– Еб твою мать, блять! – заорал Олег до боли в висках и затрясся. – Больная ты мразь, откуда ты, хуило такое, что тебя породило!? – стонал он от бессилия и собственной обездвиженности. Он отвернул голову к потолку, тяжело дышал и глотал тяжелые комья, ставшие у него поперёк горла.
– Ыыыыыы! – завыл в ответ радостный Ефрем, прыгая вокруг ведра.
– Мммммм… – замычала голодная Лариса, вгрызаясь зубами в плаценту.
Набегавшись, Ефрем снова сел на кровать к Олегу и снова облокотил его тело о тряпьё. Он взял в руки миску с остывшей баландой, зачерпнул ложкой и поднёс ко рту Олега:
– Вкусна!
– Пошёл ты нахер, животное, я не буду это есть!
– Геолог, вкусна! – настоятельно ответил Ефрем и насильно запихнул Олегу в рот ложку с супом.
Олег заплевался и замотал по сторонам культями рук, не успев ещё привыкнуть к тому, что у него их нет. Когда Ефрем закончил насильно кормить Олега, он подошёл к ведру, открыл крышку, помешал кипящий бульон и добавил туда каких-то трав.

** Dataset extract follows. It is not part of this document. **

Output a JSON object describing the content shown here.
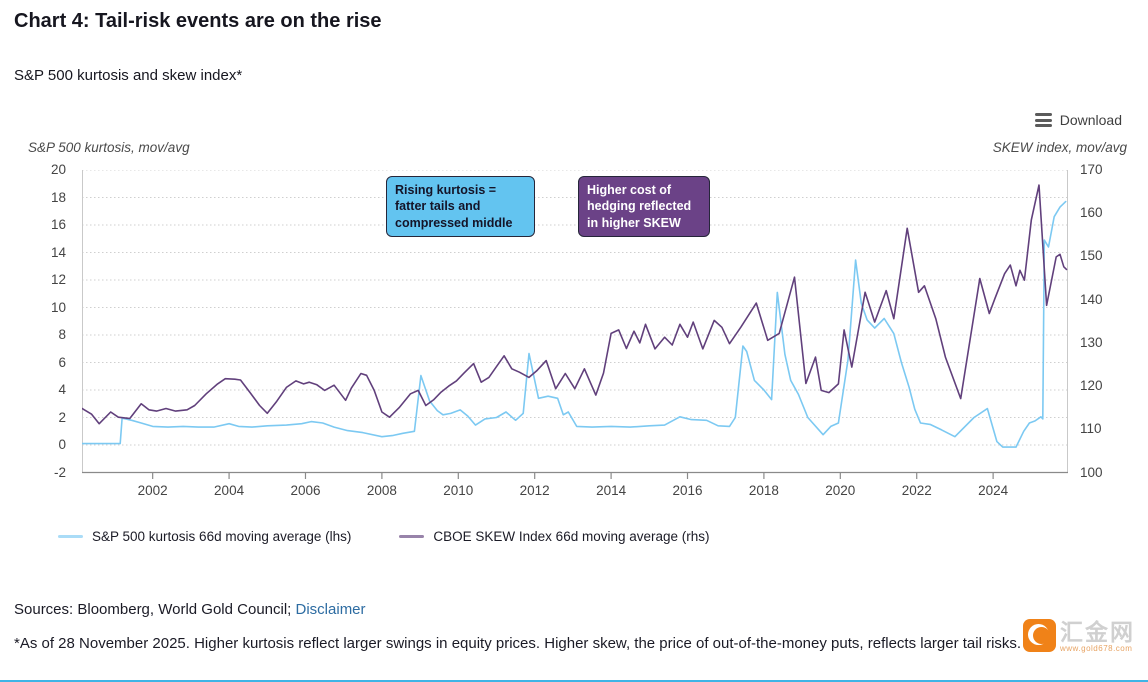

Через час он открыл дверь сторожки и слил с ведра кипящую жидкость, а варёного младенца вытряхнул из ведра на большое и кривое блюдо, вырезанное из дерева. Отделив ножом голову от туловища, он аккуратно сделал крестовой надрез на его макушке и пальцами отломил мягкие, несросшиеся хрящики черепа, взял ложку и начал ею черпать мозг ребёнка, вздрагивая и подвывая от удовольствия.
Олегу было бесконечно страшно смотреть на этот ужас. Он снова пошевелил туловищем и свалился с тряпья на постель, стараясь не задевать больные культи.

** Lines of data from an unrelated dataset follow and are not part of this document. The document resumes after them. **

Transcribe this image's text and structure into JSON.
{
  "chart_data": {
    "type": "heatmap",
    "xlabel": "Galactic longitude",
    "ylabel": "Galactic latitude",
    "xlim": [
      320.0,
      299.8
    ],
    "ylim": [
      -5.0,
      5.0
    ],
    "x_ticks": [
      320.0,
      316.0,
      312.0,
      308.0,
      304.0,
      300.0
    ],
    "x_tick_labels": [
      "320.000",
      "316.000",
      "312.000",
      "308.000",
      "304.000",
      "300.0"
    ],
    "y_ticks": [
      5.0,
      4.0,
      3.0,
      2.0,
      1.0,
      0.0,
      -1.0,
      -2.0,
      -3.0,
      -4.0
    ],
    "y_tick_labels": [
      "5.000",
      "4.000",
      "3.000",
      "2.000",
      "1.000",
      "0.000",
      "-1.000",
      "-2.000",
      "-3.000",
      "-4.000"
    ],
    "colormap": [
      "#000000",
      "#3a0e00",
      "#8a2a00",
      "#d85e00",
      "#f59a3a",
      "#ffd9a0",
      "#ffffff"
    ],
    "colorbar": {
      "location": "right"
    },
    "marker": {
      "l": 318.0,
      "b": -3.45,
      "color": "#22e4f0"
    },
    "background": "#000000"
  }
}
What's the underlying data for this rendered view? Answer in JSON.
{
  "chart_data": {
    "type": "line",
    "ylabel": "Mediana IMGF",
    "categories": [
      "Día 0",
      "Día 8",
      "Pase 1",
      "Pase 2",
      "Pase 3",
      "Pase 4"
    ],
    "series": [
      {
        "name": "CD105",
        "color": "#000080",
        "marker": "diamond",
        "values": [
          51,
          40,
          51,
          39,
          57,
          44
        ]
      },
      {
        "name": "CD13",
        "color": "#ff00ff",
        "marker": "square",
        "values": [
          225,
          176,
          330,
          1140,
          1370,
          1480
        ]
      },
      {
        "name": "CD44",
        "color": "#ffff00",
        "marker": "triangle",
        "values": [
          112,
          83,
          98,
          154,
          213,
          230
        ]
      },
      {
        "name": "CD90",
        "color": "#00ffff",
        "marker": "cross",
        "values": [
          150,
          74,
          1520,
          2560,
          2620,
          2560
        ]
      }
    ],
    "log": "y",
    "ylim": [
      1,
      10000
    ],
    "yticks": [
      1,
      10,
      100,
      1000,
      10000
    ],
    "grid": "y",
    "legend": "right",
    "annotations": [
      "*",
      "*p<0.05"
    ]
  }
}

– Ааа… Хорошо… – услышал он голос Ефрема после того, как тот выскреб из головы младенца остатки жижи. – Ага…
– Зачем… – трясся от шока лежащий Олег. – Почему я…

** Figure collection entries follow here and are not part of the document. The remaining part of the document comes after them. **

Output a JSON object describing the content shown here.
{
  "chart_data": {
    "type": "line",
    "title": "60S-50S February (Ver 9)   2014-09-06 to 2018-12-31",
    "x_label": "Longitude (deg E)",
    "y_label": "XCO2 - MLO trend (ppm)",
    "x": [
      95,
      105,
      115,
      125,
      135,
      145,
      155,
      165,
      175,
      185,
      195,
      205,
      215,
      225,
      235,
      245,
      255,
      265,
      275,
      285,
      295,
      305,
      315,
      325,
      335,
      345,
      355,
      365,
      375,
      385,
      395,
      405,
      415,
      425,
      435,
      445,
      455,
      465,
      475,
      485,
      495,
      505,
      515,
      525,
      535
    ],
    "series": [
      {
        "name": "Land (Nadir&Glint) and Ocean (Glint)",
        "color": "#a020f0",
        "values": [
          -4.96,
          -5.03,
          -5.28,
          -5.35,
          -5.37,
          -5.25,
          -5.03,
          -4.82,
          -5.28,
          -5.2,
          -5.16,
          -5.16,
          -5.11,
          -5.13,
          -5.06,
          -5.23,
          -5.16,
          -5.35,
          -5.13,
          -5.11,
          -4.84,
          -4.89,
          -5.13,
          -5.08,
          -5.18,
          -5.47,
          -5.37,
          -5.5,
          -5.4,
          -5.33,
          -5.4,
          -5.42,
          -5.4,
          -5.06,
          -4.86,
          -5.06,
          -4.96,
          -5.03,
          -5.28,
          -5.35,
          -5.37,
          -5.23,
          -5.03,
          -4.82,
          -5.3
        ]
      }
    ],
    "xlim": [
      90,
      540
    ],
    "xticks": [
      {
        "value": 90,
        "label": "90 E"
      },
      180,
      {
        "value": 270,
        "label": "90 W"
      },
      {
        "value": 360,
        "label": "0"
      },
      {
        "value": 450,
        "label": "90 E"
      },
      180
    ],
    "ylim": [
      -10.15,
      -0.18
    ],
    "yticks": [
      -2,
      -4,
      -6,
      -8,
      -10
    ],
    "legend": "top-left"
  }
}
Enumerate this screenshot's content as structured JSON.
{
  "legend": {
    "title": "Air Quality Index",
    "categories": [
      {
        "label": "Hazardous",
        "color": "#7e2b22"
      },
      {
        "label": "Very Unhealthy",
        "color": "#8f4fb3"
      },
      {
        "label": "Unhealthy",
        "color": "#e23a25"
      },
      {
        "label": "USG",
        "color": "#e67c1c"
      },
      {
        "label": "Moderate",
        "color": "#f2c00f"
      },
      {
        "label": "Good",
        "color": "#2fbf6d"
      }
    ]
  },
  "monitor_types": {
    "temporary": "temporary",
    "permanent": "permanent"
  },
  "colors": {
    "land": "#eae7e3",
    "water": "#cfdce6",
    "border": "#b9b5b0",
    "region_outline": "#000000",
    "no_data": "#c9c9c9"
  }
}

– Зачем? – возмущённо спросил Ефрем, к которому будто вернулись зачатки разума. – А сам? Каково?
Олег бился в горячке и продолжал смотреть в потолок.
– Люди нет, один! Грустно! Нет друзей… – с трудом выговаривал Ефрем и делал большие паузы между фразами, подбирал слова.
– Нет, это всё… Просто… – пытался что-то ответить Олег, заикаясь. – Зачем всё это? Почему я?
– Десять лет здесь живи! Узнаешь! Потом уже – почему, зачем… – строго грозил пальцем Ефрем неизвестно кому, выколупывая из детского черепа ножом глазные яблоки. – Грустно! Да? Плохо один, да? Лариса всё… Ушла. Далеко ушла… Дура! – Ефрем кинул в угол Ларисе обглоданный детский черепок, и она тут же перекинулась на него, выплюнув изо рта жёсткий кусок кровавой кишки. – А мне что? Тоже?! Так? Так?!
– Мои руки… Ноги… Зачем ты сделал это?
– Устал бежать.. Сил уже всё. Был друг… Жили. Плакал долго друг. Грустно, грусть… Потом побёг… Долго бёг. Четыре дня в след гнался… Ты не побежишь. Лежишь, общаешься. Весело.